At the 39km point, there were still four runners in the leading pack of the men’s race at the 41st edition of the NN Rotterdam Marathon; two Europeans and two Africans. To break it further, it was one Kenyan; one Belgian; one Ethiopian, and one Dutch. It was a perfect recipe to cook a mouth-watering finish to a long distance race.
Indeed, the last few hundred meters of the men’s created some lasting memories to be remembered, and most certainly there will emerge a video clip of the final stages of this epic race in the future, just like that of the interesting battle between the late Samuel Wanjiru of Kenya and Ethiopia’s Tsegaye Kebede at the 2010 Bank of America Chicago Marathon.
Just before the 40km point, Bashir waved almost secretly to his friend, Nageeye to make a move. It looked like a coded message meant to alert him that he had already reached his breaking point and that the latter should forget about his company and focus on winning the race for himself. Soon after, the defending champion was dropped at 40km when Kenya’s Reuben Kipyego made a surge at the front.
However, the same fire that he lit would soon consume Kipyego as he was the second one to be dropped behind from the remaining pack of three. Nageeye and Leul Gebresilase began to run shoulder to shoulder. It was obvious that the two were now definitely going to win the top two positions, and that it was just a matter of minutes before we could know the order.
It was already a win for the main sponsor of the race, the NN Team, as the two runners wore the NN Running Team’s uniform. But, still, they were two different individuals representing two different continents and two different countries.
The two started to kick harder with about 400m to go. What a thrilling finish it was turning out to be! Who wanted it more? Both could smell the victory. It was so close.

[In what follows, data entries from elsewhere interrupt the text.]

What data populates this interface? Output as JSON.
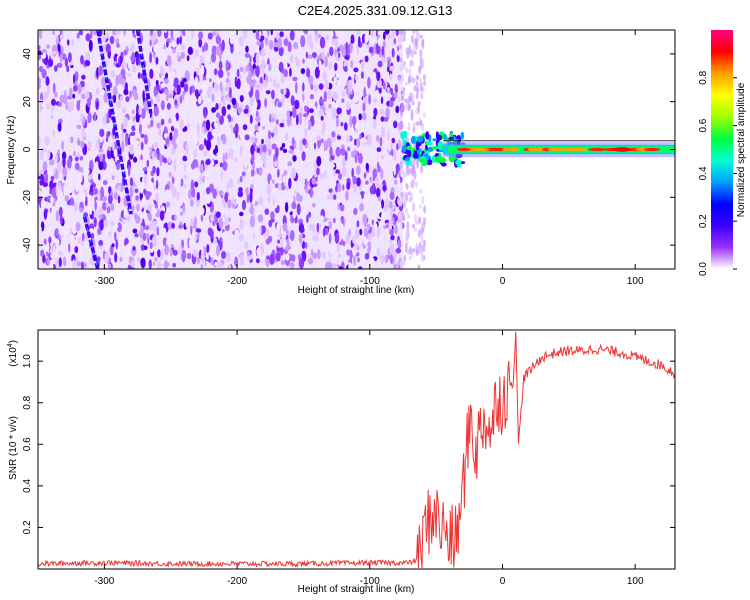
{
  "title": "C2E4.2025.331.09.12.G13",
  "chart_data": [
    {
      "type": "heatmap",
      "name": "spectrogram",
      "xlabel": "Height of straight line (km)",
      "ylabel": "Frequency (Hz)",
      "xlim": [
        -350,
        130
      ],
      "ylim": [
        -50,
        50
      ],
      "x_ticks": [
        -300,
        -200,
        -100,
        0,
        100
      ],
      "x_tick_labels": [
        "-300",
        "-200",
        "-100",
        "0",
        "100"
      ],
      "y_ticks": [
        -40,
        -20,
        0,
        20,
        40
      ],
      "y_tick_labels": [
        "-40",
        "-20",
        "0",
        "20",
        "40"
      ],
      "noise_region_x": [
        -350,
        -75
      ],
      "signal_band": {
        "x": [
          -75,
          130
        ],
        "freq_center": 0,
        "freq_halfwidth": 2
      },
      "diagonal_streaks": [
        {
          "x": [
            -305,
            -280
          ],
          "freq": [
            50,
            -27
          ]
        },
        {
          "x": [
            -315,
            -305
          ],
          "freq": [
            -28,
            -50
          ]
        },
        {
          "x": [
            -275,
            -265
          ],
          "freq": [
            50,
            15
          ]
        }
      ],
      "colorbar": {
        "label": "Normalized spectral amplitude",
        "range": [
          0,
          1
        ],
        "ticks": [
          0.0,
          0.2,
          0.4,
          0.6,
          0.8
        ],
        "tick_labels": [
          "0.0",
          "0.2",
          "0.4",
          "0.6",
          "0.8"
        ],
        "colors": [
          "#ffffff",
          "#9b30ff",
          "#3a00ff",
          "#0000ff",
          "#00a0ff",
          "#00ffd0",
          "#00ff40",
          "#a0ff00",
          "#ffff00",
          "#ffa000",
          "#ff0000",
          "#ff0080"
        ]
      }
    },
    {
      "type": "line",
      "name": "snr",
      "xlabel": "Height of straight line (km)",
      "ylabel": "SNR (10 * v/v)",
      "y_multiplier": "(x10",
      "y_multiplier_exp": "4",
      "y_multiplier_close": ")",
      "xlim": [
        -350,
        130
      ],
      "ylim": [
        0,
        1.15
      ],
      "x_ticks": [
        -300,
        -200,
        -100,
        0,
        100
      ],
      "x_tick_labels": [
        "-300",
        "-200",
        "-100",
        "0",
        "100"
      ],
      "y_ticks": [
        0.2,
        0.4,
        0.6,
        0.8,
        1.0
      ],
      "y_tick_labels": [
        "0.2",
        "0.4",
        "0.6",
        "0.8",
        "1.0"
      ],
      "color": "#ee3333",
      "series": [
        {
          "name": "SNR",
          "x": [
            -350,
            -300,
            -250,
            -200,
            -150,
            -100,
            -70,
            -62,
            -58,
            -52,
            -46,
            -40,
            -36,
            -32,
            -28,
            -24,
            -20,
            -16,
            -12,
            -8,
            -4,
            0,
            4,
            8,
            10,
            12,
            16,
            20,
            30,
            40,
            50,
            60,
            70,
            80,
            90,
            100,
            110,
            120,
            130
          ],
          "y": [
            0.025,
            0.03,
            0.025,
            0.025,
            0.025,
            0.03,
            0.03,
            0.05,
            0.2,
            0.28,
            0.2,
            0.15,
            0.12,
            0.25,
            0.5,
            0.75,
            0.55,
            0.7,
            0.72,
            0.65,
            0.85,
            0.8,
            0.88,
            0.9,
            1.15,
            0.6,
            0.92,
            0.95,
            1.02,
            1.04,
            1.05,
            1.05,
            1.06,
            1.05,
            1.04,
            1.02,
            1.0,
            0.98,
            0.94
          ]
        }
      ]
    }
  ]
}
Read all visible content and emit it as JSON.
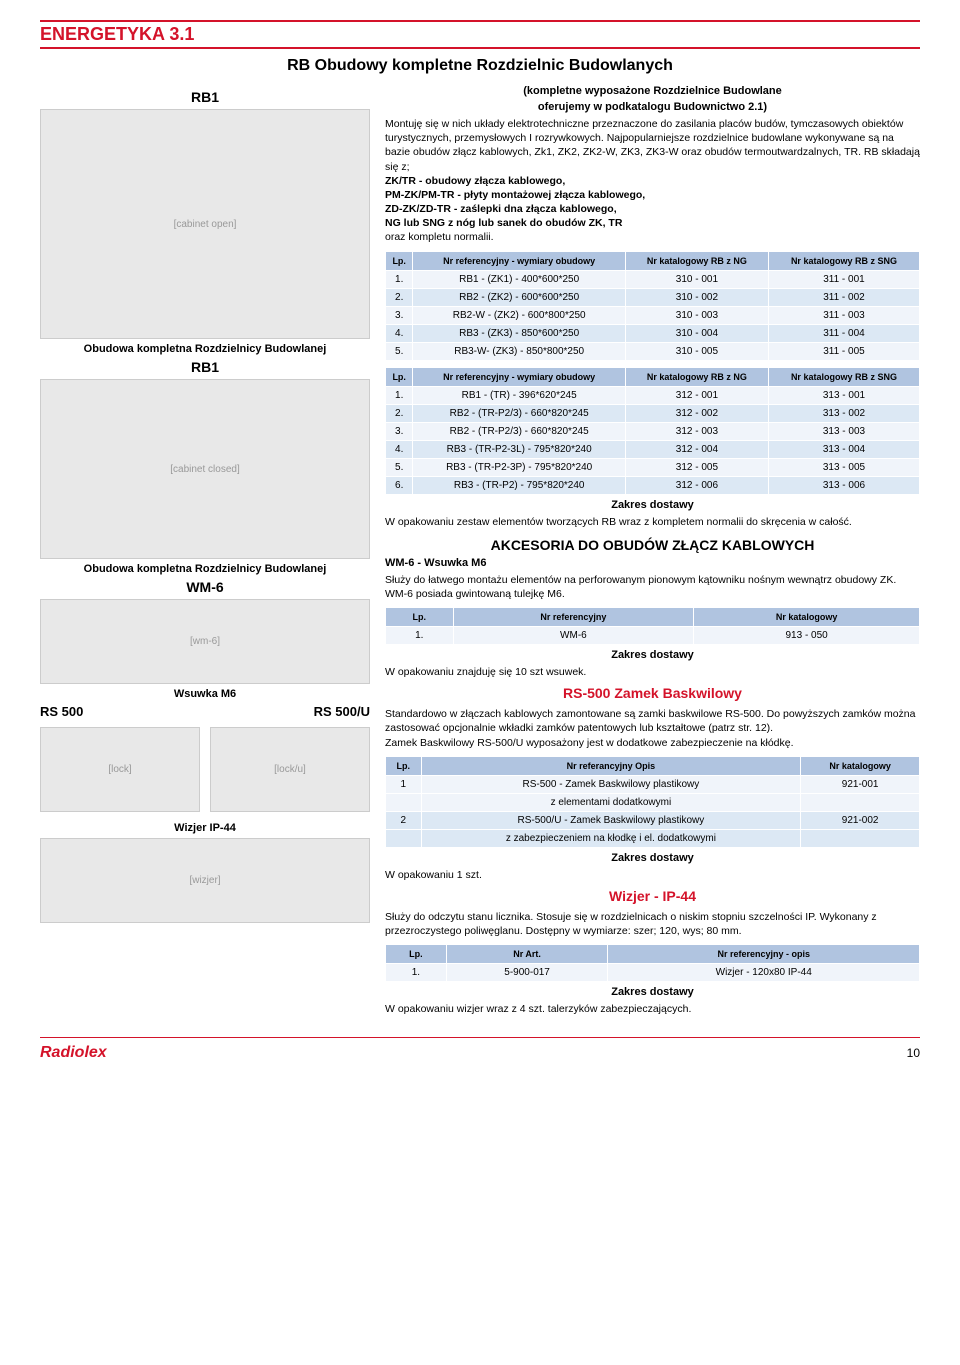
{
  "header": "ENERGETYKA 3.1",
  "title": "RB  Obudowy kompletne Rozdzielnic Budowlanych",
  "left": {
    "rb1": "RB1",
    "caption1": "Obudowa kompletna Rozdzielnicy Budowlanej",
    "caption2": "Obudowa kompletna Rozdzielnicy Budowlanej",
    "wm6": "WM-6",
    "wm6c": "Wsuwka M6",
    "rs500": "RS 500",
    "rs500u": "RS 500/U",
    "wizjer": "Wizjer IP-44"
  },
  "intro": {
    "sub1": "(kompletne wyposażone Rozdzielnice Budowlane",
    "sub2": "oferujemy w podkatalogu Budownictwo 2.1)",
    "p1": "Montuję się w nich układy elektrotechniczne przeznaczone do zasilania placów budów, tymczasowych obiektów turystycznych, przemysłowych I rozrywkowych. Najpopularniejsze rozdzielnice budowlane wykonywane są na bazie obudów złącz kablowych,  Zk1, ZK2, ZK2-W, ZK3, ZK3-W oraz obudów termoutwardzalnych, TR. RB składają się z;",
    "b1": "ZK/TR -  obudowy złącza kablowego,",
    "b2": "PM-ZK/PM-TR - płyty montażowej złącza kablowego,",
    "b3": "ZD-ZK/ZD-TR -  zaślepki dna złącza kablowego,",
    "b4": "NG lub SNG  z nóg lub sanek do obudów ZK, TR",
    "b5": "oraz kompletu normalii."
  },
  "thdr": {
    "lp": "Lp.",
    "ref": "Nr referencyjny - wymiary obudowy",
    "ng": "Nr katalogowy RB z NG",
    "sng": "Nr katalogowy RB z SNG"
  },
  "t1": [
    [
      "1.",
      "RB1 - (ZK1) - 400*600*250",
      "310 - 001",
      "311 - 001"
    ],
    [
      "2.",
      "RB2 - (ZK2) - 600*600*250",
      "310 - 002",
      "311 - 002"
    ],
    [
      "3.",
      "RB2-W - (ZK2) - 600*800*250",
      "310 - 003",
      "311 - 003"
    ],
    [
      "4.",
      "RB3 - (ZK3) - 850*600*250",
      "310 - 004",
      "311 - 004"
    ],
    [
      "5.",
      "RB3-W- (ZK3) - 850*800*250",
      "310 - 005",
      "311 - 005"
    ]
  ],
  "t2": [
    [
      "1.",
      "RB1 - (TR) - 396*620*245",
      "312 - 001",
      "313 - 001"
    ],
    [
      "2.",
      "RB2 - (TR-P2/3) - 660*820*245",
      "312 - 002",
      "313 - 002"
    ],
    [
      "3.",
      "RB2 - (TR-P2/3) - 660*820*245",
      "312 - 003",
      "313 - 003"
    ],
    [
      "4.",
      "RB3 - (TR-P2-3L) - 795*820*240",
      "312 - 004",
      "313 - 004"
    ],
    [
      "5.",
      "RB3 - (TR-P2-3P) - 795*820*240",
      "312 - 005",
      "313 - 005"
    ],
    [
      "6.",
      "RB3 - (TR-P2) - 795*820*240",
      "312 - 006",
      "313 - 006"
    ]
  ],
  "zd": "Zakres dostawy",
  "zd1": "W opakowaniu zestaw elementów tworzących RB wraz z kompletem normalii do skręcenia w całość.",
  "acc_title": "AKCESORIA DO OBUDÓW ZŁĄCZ KABLOWYCH",
  "wm6": {
    "h": "WM-6 - Wsuwka M6",
    "d": "Służy do łatwego montażu elementów na perforowanym pionowym kątowniku nośnym wewnątrz obudowy ZK. WM-6 posiada gwintowaną tulejkę M6.",
    "thdr": [
      "Lp.",
      "Nr referencyjny",
      "Nr katalogowy"
    ],
    "row": [
      "1.",
      "WM-6",
      "913 - 050"
    ],
    "zd": "W opakowaniu znajduję się 10 szt wsuwek."
  },
  "rs": {
    "h": "RS-500 Zamek Baskwilowy",
    "d": "Standardowo w złączach kablowych zamontowane są zamki baskwilowe RS-500. Do powyższych zamków można zastosować opcjonalnie wkładki zamków patentowych lub kształtowe (patrz str. 12).\nZamek Baskwilowy RS-500/U wyposażony jest w dodatkowe zabezpieczenie na kłódkę.",
    "thdr": [
      "Lp.",
      "Nr referancyjny Opis",
      "Nr katalogowy"
    ],
    "r1": [
      "1",
      "RS-500 - Zamek Baskwilowy plastikowy",
      "921-001"
    ],
    "r1b": "z elementami dodatkowymi",
    "r2": [
      "2",
      "RS-500/U - Zamek Baskwilowy plastikowy",
      "921-002"
    ],
    "r2b": "z zabezpieczeniem na kłodkę i el. dodatkowymi",
    "zd": "W opakowaniu 1 szt."
  },
  "wiz": {
    "h": "Wizjer - IP-44",
    "d": "Służy do odczytu stanu licznika. Stosuje się w rozdzielnicach o niskim stopniu szczelności IP. Wykonany z przezroczystego poliwęglanu. Dostępny w wymiarze: szer; 120, wys; 80 mm.",
    "thdr": [
      "Lp.",
      "Nr Art.",
      "Nr referencyjny - opis"
    ],
    "row": [
      "1.",
      "5-900-017",
      "Wizjer - 120x80 IP-44"
    ],
    "zd": "W opakowaniu wizjer wraz z 4 szt. talerzyków zabezpieczających."
  },
  "footer": {
    "logo": "Radiolex",
    "pg": "10"
  },
  "colors": {
    "red": "#d4132a",
    "th": "#b0c4e0",
    "odd": "#f0f4fa",
    "even": "#dce8f4"
  }
}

In a determined effort to break away and go for the win, Gebresilase kicked a little bit harder for the finish line, and, for a while, his chest appeared slightly ahead. Nageeye answered back and they soon ran shoulder to shoulder again. It was going to be a long hard sprint to the finish line for both of them. None seemed to be willing to let the victory slip through their fingers.
But in the end, Nageeye would manage to edge Gebresilase by one second before he crossed the finish line in 2:04:56. Not only was this another great victory for Nageeye, but it was also much more. It was the first time that a Dutch ever won the marathon since its inception in 1981. Nageeye also registered a new national record for the Netherlands.
The women’s race was less dramatic given that the top positions could easily be predicted so early in the race as the leading women ran in separate groups among the men.
Finally, the 24-year-old Ethiopian, Haven Hailu got to win a big city marathon after running a number of fast times on the roads without ever winning a marathon title to her name.
Hailu broke away from her competitors in the second half of the race to do a solo run at the front before proceeding to break the tape in 2:21:59 (unofficial).
Behind her, two national records fell. It was a special for the Netherlands as Nienke Brinkman finished second in a new national record of 2:22:49 (unofficial) after creating a big gap ahead of Zhanna Mamazhanova who came in third also with a new national record for Kazakhstan in 2:26:49 (unofficial).